Between War and Capitulation

This week, the People’s Republic of China imposed Chinese national security law on Hong Kong, violating the 1997 Sino-British declaration handing the territory to Beijing and slamming the door on what was left of a free Hong Kong. The United States, U.K., and others reacted angrily; the Trump administration had already imposed sanctions for Chinese actions in Hong Kong. London offered a pathway to citizenship to 3 million Hong Kongers. But China appears to have rightly calculated that other than a few angry statements and some irritating economic punishments, the world would do nothing in the face of its aggression.
It is almost a truism that a policy of resistance to rogue states, revisionists, bad guys—call them what you will—that is not backed by the potential use of force is bound to fail. But the practicalities of using force are a limiting factor in most cases. As Barack Obama said in defense of his weak Syria policy, “Unless we were all in and willing to take over Syria, we were going to have problems.” That binary Obama formulation—war or nothing—has surprising purchase, particularly in the face of complex problems.

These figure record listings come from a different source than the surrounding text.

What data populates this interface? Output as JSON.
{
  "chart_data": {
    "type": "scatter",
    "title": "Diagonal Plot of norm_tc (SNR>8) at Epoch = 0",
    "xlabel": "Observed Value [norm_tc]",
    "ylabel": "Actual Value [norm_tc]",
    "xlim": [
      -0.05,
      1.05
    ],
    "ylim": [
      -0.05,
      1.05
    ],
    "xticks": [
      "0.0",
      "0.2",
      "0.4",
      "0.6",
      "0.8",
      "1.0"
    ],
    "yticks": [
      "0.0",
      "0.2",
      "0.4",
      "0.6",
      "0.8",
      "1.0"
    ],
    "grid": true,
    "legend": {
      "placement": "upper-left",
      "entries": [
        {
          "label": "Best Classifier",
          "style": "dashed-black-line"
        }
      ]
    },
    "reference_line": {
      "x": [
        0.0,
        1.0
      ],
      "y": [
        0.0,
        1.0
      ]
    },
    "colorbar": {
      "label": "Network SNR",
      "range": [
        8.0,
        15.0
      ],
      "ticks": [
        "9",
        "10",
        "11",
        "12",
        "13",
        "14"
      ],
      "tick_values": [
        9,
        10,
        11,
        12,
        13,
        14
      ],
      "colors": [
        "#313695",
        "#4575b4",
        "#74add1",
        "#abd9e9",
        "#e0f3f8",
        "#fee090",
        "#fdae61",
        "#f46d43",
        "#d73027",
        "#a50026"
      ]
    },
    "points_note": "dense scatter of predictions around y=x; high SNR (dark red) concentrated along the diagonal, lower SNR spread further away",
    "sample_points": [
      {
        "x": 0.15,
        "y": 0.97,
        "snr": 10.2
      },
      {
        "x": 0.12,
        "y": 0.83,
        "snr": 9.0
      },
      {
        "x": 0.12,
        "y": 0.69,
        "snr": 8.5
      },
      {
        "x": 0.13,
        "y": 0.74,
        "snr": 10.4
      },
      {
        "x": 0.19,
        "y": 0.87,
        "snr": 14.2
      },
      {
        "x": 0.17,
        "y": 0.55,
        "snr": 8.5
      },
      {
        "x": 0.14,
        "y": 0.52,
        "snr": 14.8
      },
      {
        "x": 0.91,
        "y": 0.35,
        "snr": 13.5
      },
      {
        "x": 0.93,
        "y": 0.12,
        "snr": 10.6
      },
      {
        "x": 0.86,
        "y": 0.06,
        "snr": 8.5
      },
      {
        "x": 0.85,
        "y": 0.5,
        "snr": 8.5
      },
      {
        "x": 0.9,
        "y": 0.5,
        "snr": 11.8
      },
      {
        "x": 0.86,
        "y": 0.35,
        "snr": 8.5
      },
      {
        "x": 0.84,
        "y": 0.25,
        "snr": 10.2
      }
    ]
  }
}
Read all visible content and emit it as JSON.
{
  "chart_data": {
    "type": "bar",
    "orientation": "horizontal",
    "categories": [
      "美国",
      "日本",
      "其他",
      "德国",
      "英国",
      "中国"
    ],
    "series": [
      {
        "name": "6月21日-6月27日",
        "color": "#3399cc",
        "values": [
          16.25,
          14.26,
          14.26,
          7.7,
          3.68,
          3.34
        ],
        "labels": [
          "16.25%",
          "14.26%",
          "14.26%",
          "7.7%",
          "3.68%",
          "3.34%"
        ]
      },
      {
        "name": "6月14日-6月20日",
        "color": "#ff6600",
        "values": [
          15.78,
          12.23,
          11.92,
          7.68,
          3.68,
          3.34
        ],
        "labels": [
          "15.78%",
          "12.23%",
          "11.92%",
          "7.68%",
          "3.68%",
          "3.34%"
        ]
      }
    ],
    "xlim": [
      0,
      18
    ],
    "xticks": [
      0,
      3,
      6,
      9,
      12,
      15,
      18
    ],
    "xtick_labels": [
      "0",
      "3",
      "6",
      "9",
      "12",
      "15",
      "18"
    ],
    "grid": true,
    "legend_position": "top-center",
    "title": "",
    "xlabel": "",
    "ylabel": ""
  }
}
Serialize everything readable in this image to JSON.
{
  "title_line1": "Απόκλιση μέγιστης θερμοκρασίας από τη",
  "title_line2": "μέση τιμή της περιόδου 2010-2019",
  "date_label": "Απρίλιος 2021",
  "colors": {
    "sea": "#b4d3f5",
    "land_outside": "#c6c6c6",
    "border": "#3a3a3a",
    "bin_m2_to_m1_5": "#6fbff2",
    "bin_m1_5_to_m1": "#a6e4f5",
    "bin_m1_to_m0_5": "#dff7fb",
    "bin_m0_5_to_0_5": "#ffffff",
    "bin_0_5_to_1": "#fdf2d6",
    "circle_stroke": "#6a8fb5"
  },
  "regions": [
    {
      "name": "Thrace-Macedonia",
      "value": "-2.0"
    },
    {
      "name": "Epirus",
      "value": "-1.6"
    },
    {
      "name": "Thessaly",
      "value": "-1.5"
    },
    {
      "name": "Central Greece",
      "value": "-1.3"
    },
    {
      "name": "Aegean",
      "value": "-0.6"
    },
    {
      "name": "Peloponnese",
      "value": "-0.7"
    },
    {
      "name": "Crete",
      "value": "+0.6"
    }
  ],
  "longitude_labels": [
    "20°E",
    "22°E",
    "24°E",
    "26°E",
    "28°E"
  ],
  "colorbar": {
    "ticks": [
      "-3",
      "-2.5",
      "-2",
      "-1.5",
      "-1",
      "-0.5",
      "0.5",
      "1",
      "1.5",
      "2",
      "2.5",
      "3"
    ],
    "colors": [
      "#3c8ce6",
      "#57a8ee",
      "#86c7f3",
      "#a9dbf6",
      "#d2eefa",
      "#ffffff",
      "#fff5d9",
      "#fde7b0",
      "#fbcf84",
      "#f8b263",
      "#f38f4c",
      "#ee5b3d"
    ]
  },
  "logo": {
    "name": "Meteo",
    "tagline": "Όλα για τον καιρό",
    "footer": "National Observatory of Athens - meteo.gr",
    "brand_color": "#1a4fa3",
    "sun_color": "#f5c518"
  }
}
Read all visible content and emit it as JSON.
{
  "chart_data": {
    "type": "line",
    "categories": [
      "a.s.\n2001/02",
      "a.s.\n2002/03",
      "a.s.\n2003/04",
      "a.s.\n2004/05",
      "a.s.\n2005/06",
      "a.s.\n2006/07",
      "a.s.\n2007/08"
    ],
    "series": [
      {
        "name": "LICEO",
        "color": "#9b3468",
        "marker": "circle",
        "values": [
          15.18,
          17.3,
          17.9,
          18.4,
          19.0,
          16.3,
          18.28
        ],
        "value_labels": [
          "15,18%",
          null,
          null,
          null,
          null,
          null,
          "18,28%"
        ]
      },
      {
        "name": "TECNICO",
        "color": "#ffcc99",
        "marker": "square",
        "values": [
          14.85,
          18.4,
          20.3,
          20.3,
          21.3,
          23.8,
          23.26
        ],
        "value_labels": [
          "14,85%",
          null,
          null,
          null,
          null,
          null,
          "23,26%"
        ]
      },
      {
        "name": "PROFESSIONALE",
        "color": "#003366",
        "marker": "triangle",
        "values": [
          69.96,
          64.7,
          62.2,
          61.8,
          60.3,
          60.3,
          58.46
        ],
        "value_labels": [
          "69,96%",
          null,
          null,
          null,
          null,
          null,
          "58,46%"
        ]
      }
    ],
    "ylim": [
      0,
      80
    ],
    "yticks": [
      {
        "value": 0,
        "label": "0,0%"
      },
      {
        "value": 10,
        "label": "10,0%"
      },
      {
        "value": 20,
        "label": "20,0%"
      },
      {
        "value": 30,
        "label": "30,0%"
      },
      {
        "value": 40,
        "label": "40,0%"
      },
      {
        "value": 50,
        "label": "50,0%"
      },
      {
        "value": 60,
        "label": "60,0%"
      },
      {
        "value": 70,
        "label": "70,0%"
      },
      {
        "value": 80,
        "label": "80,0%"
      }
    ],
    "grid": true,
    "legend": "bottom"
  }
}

Still, the question Obama asked is the correct one: Are we going to risk war over a security law in Hong Kong, some province of Ukraine, a region of Georgia, Syrians, Yemenis, Somalis…? Almost certainly not. The question has deep provenance: Chamberlain was right that few can muster interest in a “quarrel in a far away country, between people of whom we know nothing.” And by the time the world realizes that it does indeed need to care about these far away quarrels, it becomes almost impossible absent major conflict to rise to the challenge.
Without the implicit threat of force to back up diplomacy—that stick that Theodore Roosevelt eulogized—the effectiveness of measures intended to coerce a determined rogue is very much in question. Indeed, neither sanctions nor stern words have dislodged Russia from Ukraine, nor mitigated Iranian and Russian chemical attacks on the Syrian people. A Permanent Court of Arbitration ruling hasn’t displaced China from the South China Sea, and no number of sanctions have stopped Iran from sponsoring and arming terrorist groups.